Agricoltore occupa la Coldiretti

Vittorito, contesta il mancato risarcimento dei danni provocati dai cinghiali
VITTORITO. Ha subìto danni per migliaia di euro e la Regione vuole dargliene solo una manciata. Così ieri mattina Adriano Marrama, titolare di un’azienda agricola di Vittorito, ha occupato la sede della Coldiretti di Sulmona per dare forza alla sua battaglia e a quella di decine di allevatori anche loro messi in ginocchio dalle incursioni dei cinghiali. «Occupo pacificamente la sede della Coldiretti perché le organizzazioni di categoria sostengano la battaglia a difesa di nostri sacrosanti diritti e perché la Regione dia risposta alle nostre legittime proteste», spiega l’agricoltore di Vittorito.
«A fronte di un danno di 29mila euro, per le colture distrutte da cervi e cinghiali, la Regione fa sapere che a titolo di semplice aiuto mi darà solo settemila euro perché, dicono, non ci sono i soldi. È un’elemosina umiliante che non risarcisce praticamente nulla dei danni che subiamo ed ora siamo stanchi di avere solo briciole».

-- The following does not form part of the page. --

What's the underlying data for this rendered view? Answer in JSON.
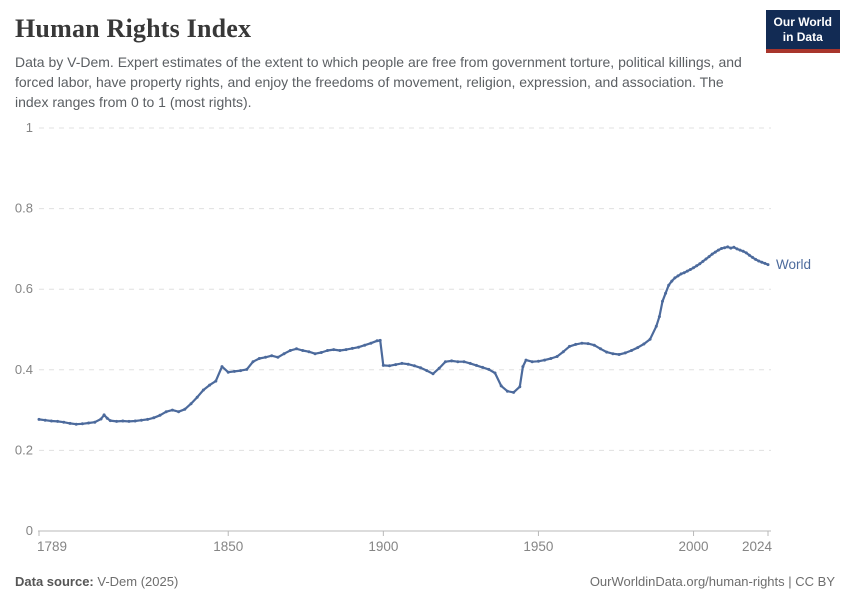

Tutto parte da una delibera della giunta regionale, la numero 762 del 2017, che stabilisce le somme da destinare ad agricoltori e allevatori che hanno denunciato danni seguendo i criteri stabiliti dalla legge regionale 10 del 2003. Stando a quanto fissato da questa legge, il danno sarà risarcito solo per il 22% del suo ammontare totale. Migliaia di agricoltori e allevatori dovranno dividersi tra loro 2 milioni e 300mila euro, per danni i cui costi sono enormemente più elevati.
«Un’ingiustizia che va a sommarsi a un’altra iniquità», prosegue Marrama, «noi fuori dell’area del Parco Maiella possiamo essere risarciti solo per una percentuale esigua, invece gli agricoltori che hanno aziende entro i confini del Parco vengono risarciti al 100 per cento, pur essendo rimasti in pochi. È una situazione davvero scandalosa». (c.l.)